Table 1.
Etiology of ND | Definition |
---|---|
Reversible | |
Infectious | When in the presence of a diagnosed infection (eg, of the urinary or respiratory tracts, cerebral ventricles or meninges, skin or soft tissue, blood vessels or heart valves)* with identified pathogen on microbiology or consolidation on chest imaging with clinical symptoms, in the case of pneumonia |
Metabolic | When in the presence of a new clinically relevant derangement in laboratory value based on our laboratory standards (eg, uremia, hyper/hypocalcemia, hyper/hypoglycemia, hyper/hyponatremia, or hyperammonemia) during the 24-h window surrounding the documentation of ND |
Hemodynamic | When in the presence of a significant rise or drop in blood pressure during the 24 h before documentation of ND as determined clinically, new-onset arrhythmia as determined via electrocardiography or telemetry, or cardiovascular event (including myocardial infarction) as determined via electrocardiographic, telemetric, and/or laboratory methods (for instance, elevated serum troponin I level†) that may have impaired cerebral perfusion but did not cause a new imaging-confirmed stroke |
Edema | When focal cerebral or cerebellar mass effect was identified on follow-up computed tomographic or magnetic resonance imaging in the 24-h window surrounding the date of ND |
Fluctuation | When the patient returned to prior (day before ND) NIHSS score on the day after the episode of ND in the absence of other identified causes of ND |
Sedation | When the patient was given any medication with sedative effects, as determined by the attending physician’s clinical experience, in the 24 h before documentation of ND and when no other cause of ND was identified |
Seizure | When in the presence of electroencephalogram-confirmed epileptiform activity or periodic rhythm or clinical observation of seizure-like activity during the 24-h window surrounding the documentation of ND |
Nonreversible | |
New stroke | New ischemic findings on CT or MRI (detected within the 24-h window surrounding the documentation of ND) outside the distribution of the initial vessel occlusion after new deficits on physical examination |
Progressive stroke | When extension of ischemic findings were detected on computed tomographic or magnetic resonance imaging by the attending physician or staff radiologist within the distribution of the initial vessel occlusion (during the 24-h window surrounding the documentation of ND) |
Intracerebral hemorrhage | When new or progressive hemorrhage of PH1 or PH2 grade was identified on 24-h follow-up imaging study |
Cardiopulmonary arrest | When documented by progress notes as having occurred within the 24-h window surrounding the documentation of ND |
Unknown etiology | When no etiology of ND was determined by the attending physician, and none of the above findings were documented in the progress notes |
Abbreviations: CT, computed tomography; MRI, magnetic resonance imaging; ND, neurologic deterioration; NIHSS, National Institutes of Health Stroke Scale.
Bacteremia was defined as the growth of a bacterium on a culture from a venous blood sample (excluding common contaminants).
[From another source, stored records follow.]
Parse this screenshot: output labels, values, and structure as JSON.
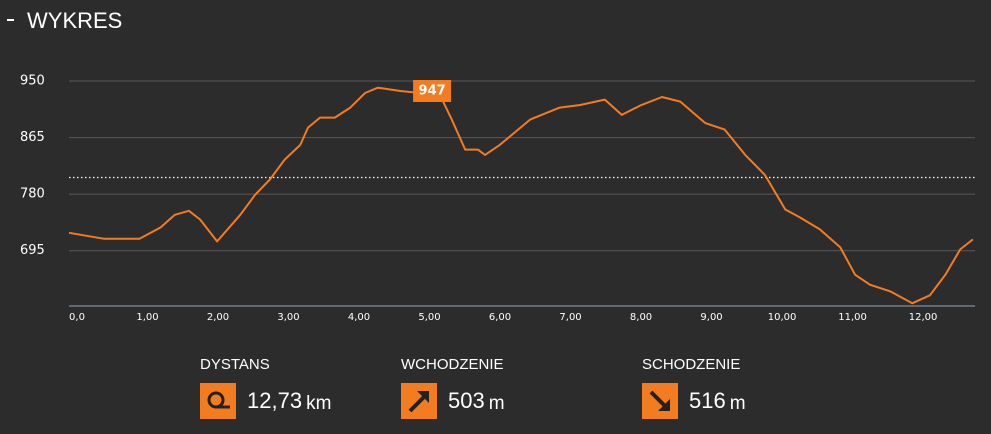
{
  "header": {
    "title": "WYKRES"
  },
  "chart_data": {
    "type": "line",
    "x": [
      0,
      0.5,
      1.0,
      1.3,
      1.5,
      1.7,
      1.86,
      2.1,
      2.43,
      2.64,
      2.85,
      3.06,
      3.28,
      3.39,
      3.56,
      3.77,
      3.99,
      4.2,
      4.38,
      4.7,
      4.98,
      5.26,
      5.43,
      5.62,
      5.8,
      5.9,
      6.11,
      6.28,
      6.54,
      6.96,
      7.25,
      7.6,
      7.84,
      8.1,
      8.41,
      8.67,
      9.02,
      9.3,
      9.59,
      9.87,
      10.16,
      10.37,
      10.65,
      10.94,
      11.15,
      11.36,
      11.65,
      11.96,
      12.21,
      12.43,
      12.64,
      12.82
    ],
    "series": [
      {
        "color": "#f47c20",
        "values": [
          722,
          713,
          713,
          730,
          749,
          755,
          742,
          709,
          749,
          779,
          802,
          832,
          854,
          880,
          895,
          895,
          910,
          932,
          940,
          935,
          932,
          929,
          892,
          847,
          847,
          839,
          854,
          869,
          892,
          910,
          914,
          922,
          899,
          913,
          926,
          919,
          887,
          877,
          839,
          809,
          757,
          745,
          727,
          700,
          659,
          644,
          634,
          616,
          628,
          659,
          697,
          712
        ]
      }
    ],
    "xlim": [
      0,
      12.85
    ],
    "ylim": [
      612,
      950
    ],
    "xticks": [
      {
        "value": 0,
        "label": "0,0"
      },
      {
        "value": 1,
        "label": "1,00"
      },
      {
        "value": 2,
        "label": "2,00"
      },
      {
        "value": 3,
        "label": "3,00"
      },
      {
        "value": 4,
        "label": "4,00"
      },
      {
        "value": 5,
        "label": "5,00"
      },
      {
        "value": 6,
        "label": "6,00"
      },
      {
        "value": 7,
        "label": "7,00"
      },
      {
        "value": 8,
        "label": "8,00"
      },
      {
        "value": 9,
        "label": "9,00"
      },
      {
        "value": 10,
        "label": "10,00"
      },
      {
        "value": 11,
        "label": "11,00"
      },
      {
        "value": 12,
        "label": "12,00"
      }
    ],
    "yticks": [
      950,
      865,
      780,
      695
    ],
    "grid": true,
    "reference_line": 805,
    "annotation": {
      "x": 5.15,
      "y": 947
    }
  },
  "stats": [
    {
      "label": "DYSTANS",
      "value": "12,73",
      "unit": "km"
    },
    {
      "label": "WCHODZENIE",
      "value": "503",
      "unit": "m"
    },
    {
      "label": "SCHODZENIE",
      "value": "516",
      "unit": "m"
    }
  ]
}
Urinary tract infection was defined as > 10,000 colony-forming units per millimeter of urine in a clean-catch specimen (excluding contaminants) or suggestive findings on urinalysis. Pneumonia was defined as an infiltrate on chest radiography with appropriate clinical correlates. Other infection types (eg, cellulitis, pseudomembranous colitis, meningitis, ventriculitis) were diagnosed clinically or via laboratory/imaging findings. Clinical symptoms producing ND may have occurred hours or days before the diagnosis of ND because of infection, depending on the manner in which the infection was diagnosed. For example, pneumonia diagnosed via chest radiography in the presence of clinical symptoms may only take 1 h for the imaging order to be processed, performed, and interpreted, whereas confirmation of bacterial specimen in blood culture may have taken up to 5 days according to our laboratory standards.
Elevated serum troponin I is defined as troponin I level > .015 mg/dL, according to our laboratory standards.